What Came First… the Violence or the Video Games?

By Allison Mazur

June 13, 2016

In the United States video games usually get slammed for feeding violent behavior, especially first person shooter games like Call of Duty and Halo. Mass media research on the effects of video games has returned mixed results; some proponents of video games say there are no violent side effects, whereas the opponents say video games are inherently linked to violence. The problem lays in researchers’ vested interests, and attempts to produce data that support their theories.

Call of Duty 4: Modern Warfare (source: dimpdigital.com)

I’m no stranger to violent video games, having spent the last semester doing mass media research and coding a first person shooter video game for acts of morality. I’ve also played a handful of violent video games myself, although they don’t really appeal to me. I also took COM375 Audience Response to Entertainment last semester and we went over some current video game research and trends (another great class if you can squeeze an elective in). While catharsis is one theory of why people play video games (to release anger and other negative emotions), there is no definite link that says video games will result in violence.

Yesterday we made it to the beautiful, albeit rainy and chilly, Scotland. We are staying in Edinburgh, and we can see Arthur’s Seat from our dorms. Today we met with Brian Baglow,  founder of Scottish Games Network, who gave a lecture on how video games are turning the whole field of media on its head. Baglow talked about how video games are trending to interactive virtual reality and augmented reality, which have incredible graphics and make the games seem more realistic. I used an Oculus Rift shortly after it was released to play a racing game in a lab experiment, and the result was insane. I felt like I was driving the car, although I was terrible at it and kept crashing into the wall. The Oculus Rift blocked out all surrounding visual distractions, and I wore headphones to block out all audio distractions. I was completely sucked into the game’s reality.

The Oculus Rift in action (source: oculus.com)

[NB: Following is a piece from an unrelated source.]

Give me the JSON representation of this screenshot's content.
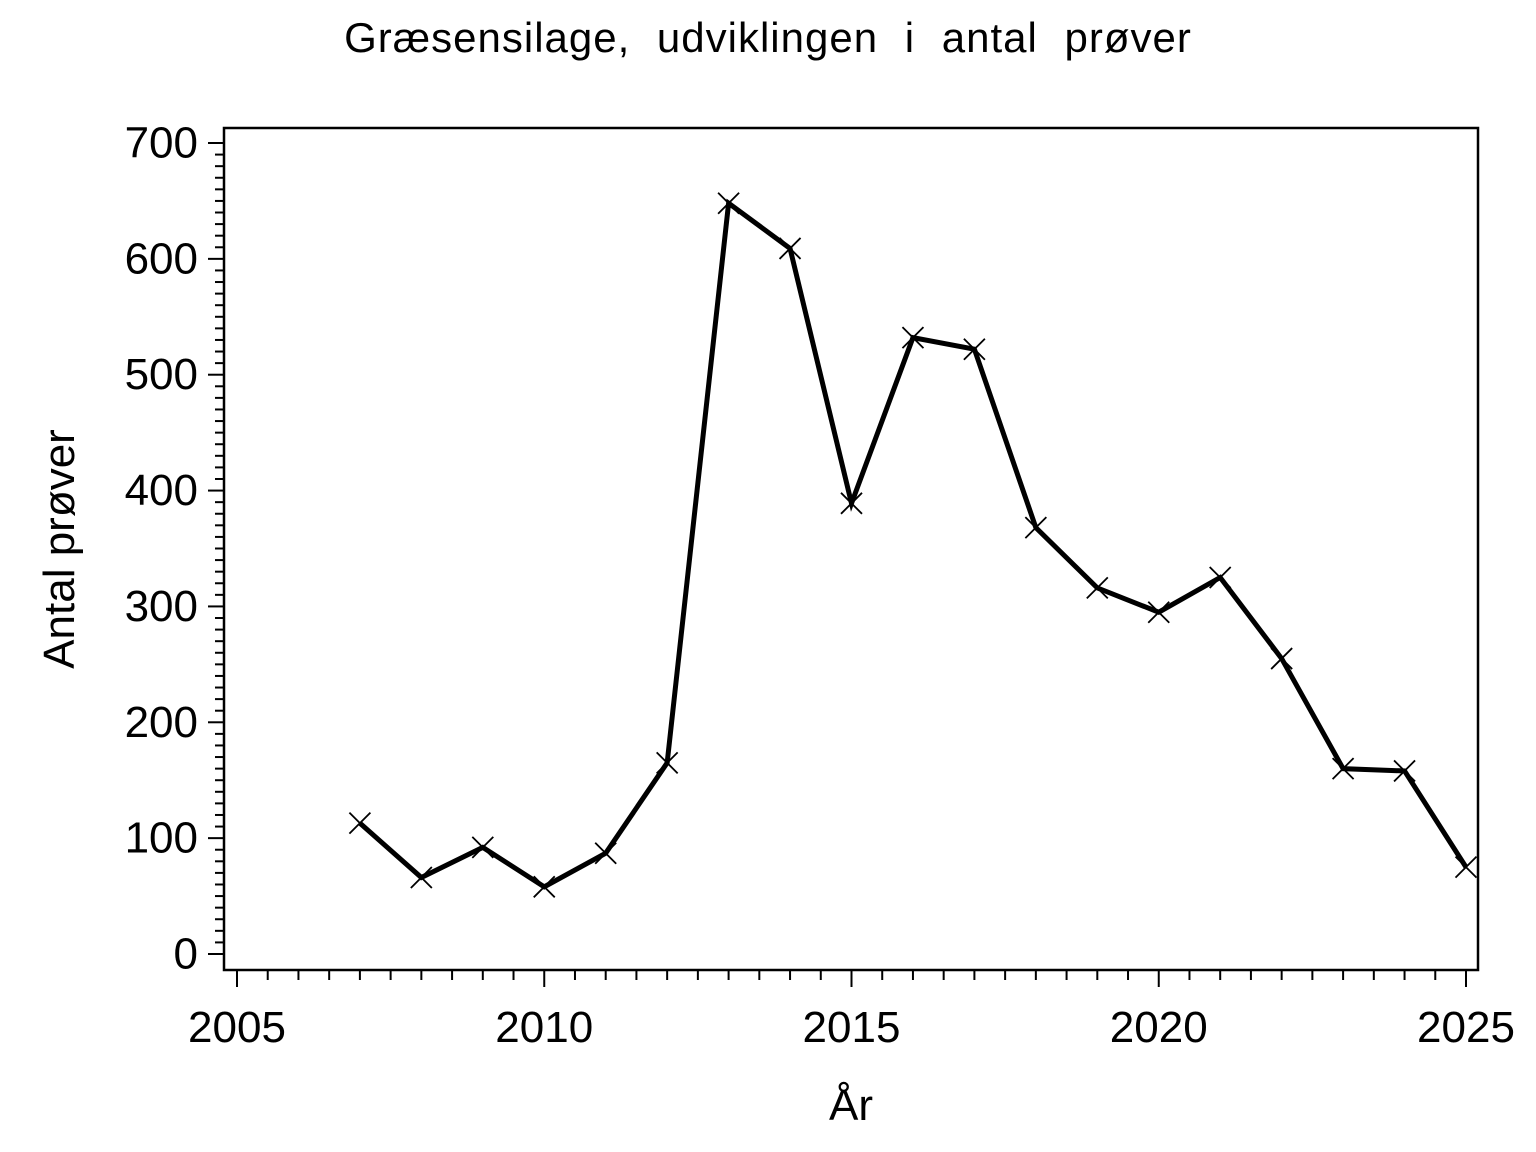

Now what does this have to do with violence and video games like discussed above? At the end of the lecture, a peer asked Baglow about the link between violence and video games in Scotland, and if it was similar to how the US perceived them. He said that there wasn’t that assumption of causation in Scotland like there is in the United States. Baglow said he thought the need to blame video games for violence is just looking for an excuse. Like I said earlier, there isn’t much concrete evidence for either side of the debate. So my question is how will advances in virtual and augmented reality affect this ongoing debate about the link between violence and video games? How will technology like the Oculus Rift either support or undermine past research? I suppose only time will tell.